The informant said that every year, his fraternity celebrates this festival, and he takes part in it. Although he admitted it is originally from the popular sitcom Seinfeld, making it originally fakelore, it has since taken on a life of its own, being practiced with much more detail and variety than was originally included in the television show from which it developed. Festuvus serves as a secular alternative, or simply an addition, to the Christian Holiday of Christmas, and seems to draw on both traditional and pagan themes to create a winter holiday which will appear to a wide youth demographic.

Former Fakelore – American

Nationality: Caucasian American
Age: 41
Occupation: Storyteller
Residence: Westlake, Los Angeles, CA
Performance Date: April 17, 2011
Primary Language: English
Language: Conversational Spanish, Conversational German

The following is an instance of former fakelore that then became real folk speech. The informant learned it first from a movie but relates that he later heard it from others who had never seen the movie: “Uh, I find this one very interesting because, ’cause, I know why I started saying it but I don’t know why anybody else did, so . . . so, so, I mean I heard it from a movie—I mean it was a line from a movie that I thought was very funny, um, but then it began to come back, um, from other people who I don’t think ever saw that movie and not people who had, who had heard it from me, so I don’t quite know where it came from, exactly.” The phrase is as follows:

“So THAT happened,” with the emphasis on the “that.”

The phrase is used, according to the informant, “when something has happened that is, uh, just—it could be good, it could be bad, it could be indifferent—but when something has happened that is enormously out of place and not what you expected to have, uh, in your life, or an event you intended to be a part of, or a scene you intended to get involved with, uh, when something, when some specific event has occurred, uh, I hear people say a lot now, ‘So THAT happened.’ And the three words cover everything—whether it was good, whether it was bad, whether it was indifferent, whether it was the most positive thing, the most, the most negative thing—people just say that now. And it’s only been within the past couple of years, which again I find interesting because the first time I ever heard those three words was in a movie that’s now over a decade old.”

The informant says that he finds the phrase amusing: “I find it hysterically funny, um . . . Like I said, I have used it, uh, myself, for a long time, because, uh, for me, it equates into a, ‘Wow, I did not expect this particular piece of my life or this particular event to happen; I never expected to find myself in that scenario.’ And it was totally fucked up, totally screwed up, unexpected, and all I can say is, ‘Well—so THAT happened.”

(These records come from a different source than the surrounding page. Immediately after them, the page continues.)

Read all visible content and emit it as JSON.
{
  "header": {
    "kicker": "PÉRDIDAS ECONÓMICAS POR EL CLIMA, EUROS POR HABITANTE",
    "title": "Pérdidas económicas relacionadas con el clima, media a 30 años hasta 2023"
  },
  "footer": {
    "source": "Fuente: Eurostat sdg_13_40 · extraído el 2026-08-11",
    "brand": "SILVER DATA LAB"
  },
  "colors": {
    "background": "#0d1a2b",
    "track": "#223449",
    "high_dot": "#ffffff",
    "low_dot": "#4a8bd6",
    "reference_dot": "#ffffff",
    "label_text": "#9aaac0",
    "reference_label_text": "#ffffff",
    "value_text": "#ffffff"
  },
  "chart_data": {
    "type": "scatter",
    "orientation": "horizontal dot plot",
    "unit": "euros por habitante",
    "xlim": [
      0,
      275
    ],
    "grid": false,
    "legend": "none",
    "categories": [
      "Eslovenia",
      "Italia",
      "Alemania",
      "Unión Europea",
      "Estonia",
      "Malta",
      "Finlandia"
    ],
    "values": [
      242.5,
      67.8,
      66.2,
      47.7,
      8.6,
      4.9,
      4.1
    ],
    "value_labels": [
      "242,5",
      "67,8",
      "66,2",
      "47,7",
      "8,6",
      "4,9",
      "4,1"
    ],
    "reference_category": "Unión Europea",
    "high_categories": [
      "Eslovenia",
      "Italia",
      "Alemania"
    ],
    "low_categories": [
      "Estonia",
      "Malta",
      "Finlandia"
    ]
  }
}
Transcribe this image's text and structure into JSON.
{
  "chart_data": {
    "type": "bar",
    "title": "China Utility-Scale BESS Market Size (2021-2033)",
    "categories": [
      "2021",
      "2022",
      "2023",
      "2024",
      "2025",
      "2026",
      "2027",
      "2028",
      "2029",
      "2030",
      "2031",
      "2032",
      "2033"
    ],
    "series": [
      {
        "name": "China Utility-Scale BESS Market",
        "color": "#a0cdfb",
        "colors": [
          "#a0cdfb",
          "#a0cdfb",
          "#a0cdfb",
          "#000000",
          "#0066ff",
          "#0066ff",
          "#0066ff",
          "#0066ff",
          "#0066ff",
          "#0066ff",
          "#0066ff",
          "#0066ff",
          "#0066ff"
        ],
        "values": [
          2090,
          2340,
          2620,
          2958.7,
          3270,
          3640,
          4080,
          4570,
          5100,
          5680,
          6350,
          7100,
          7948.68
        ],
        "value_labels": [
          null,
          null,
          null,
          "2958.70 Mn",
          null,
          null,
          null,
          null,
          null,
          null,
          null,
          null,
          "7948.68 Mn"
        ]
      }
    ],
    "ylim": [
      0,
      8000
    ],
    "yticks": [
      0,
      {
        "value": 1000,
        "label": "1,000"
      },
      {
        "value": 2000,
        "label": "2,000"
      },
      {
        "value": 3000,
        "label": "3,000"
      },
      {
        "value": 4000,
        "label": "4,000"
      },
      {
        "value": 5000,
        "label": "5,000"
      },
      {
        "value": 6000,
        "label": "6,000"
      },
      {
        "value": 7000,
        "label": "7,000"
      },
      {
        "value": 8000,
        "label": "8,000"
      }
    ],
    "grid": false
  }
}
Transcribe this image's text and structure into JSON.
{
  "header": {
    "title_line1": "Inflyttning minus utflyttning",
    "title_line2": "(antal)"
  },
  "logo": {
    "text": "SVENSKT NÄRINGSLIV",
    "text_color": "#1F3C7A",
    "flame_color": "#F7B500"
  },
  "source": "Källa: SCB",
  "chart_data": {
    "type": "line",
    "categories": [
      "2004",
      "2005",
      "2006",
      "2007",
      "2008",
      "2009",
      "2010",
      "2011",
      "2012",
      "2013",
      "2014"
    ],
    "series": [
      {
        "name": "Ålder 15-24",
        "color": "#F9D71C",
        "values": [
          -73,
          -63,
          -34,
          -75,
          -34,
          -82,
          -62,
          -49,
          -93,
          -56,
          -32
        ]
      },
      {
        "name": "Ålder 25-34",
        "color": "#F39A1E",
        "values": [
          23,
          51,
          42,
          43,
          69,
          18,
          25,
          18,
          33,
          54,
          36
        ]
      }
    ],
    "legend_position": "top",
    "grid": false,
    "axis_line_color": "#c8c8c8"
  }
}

With a little research, this collector determined that the phrase comes from the movie State and Main (2000) and is said right after the speaker has just crashed a station wagon. Thus, the statement originates as authored literature, not folklore. It could be considered fakelore because the actor is using it as if it is an established bit of slang, which clearly it was not at the time. Nonetheless, the phrase has clearly achieved multiplicity and variation (a simple Google search reveals its use with other punctuation as folklore 2.0, for instance). The informant’s assessment of what the statement means seems correct, but the downward inflection at the end also seems to imply that the speaker wants to be done with the incident and move on.

Source:

State and Main. Dir. David Mamet. Perf. Philip Hoffman, William Macy, Rebecca Pidgeon, and Alec Baldwin. Fine Line Features, 2000.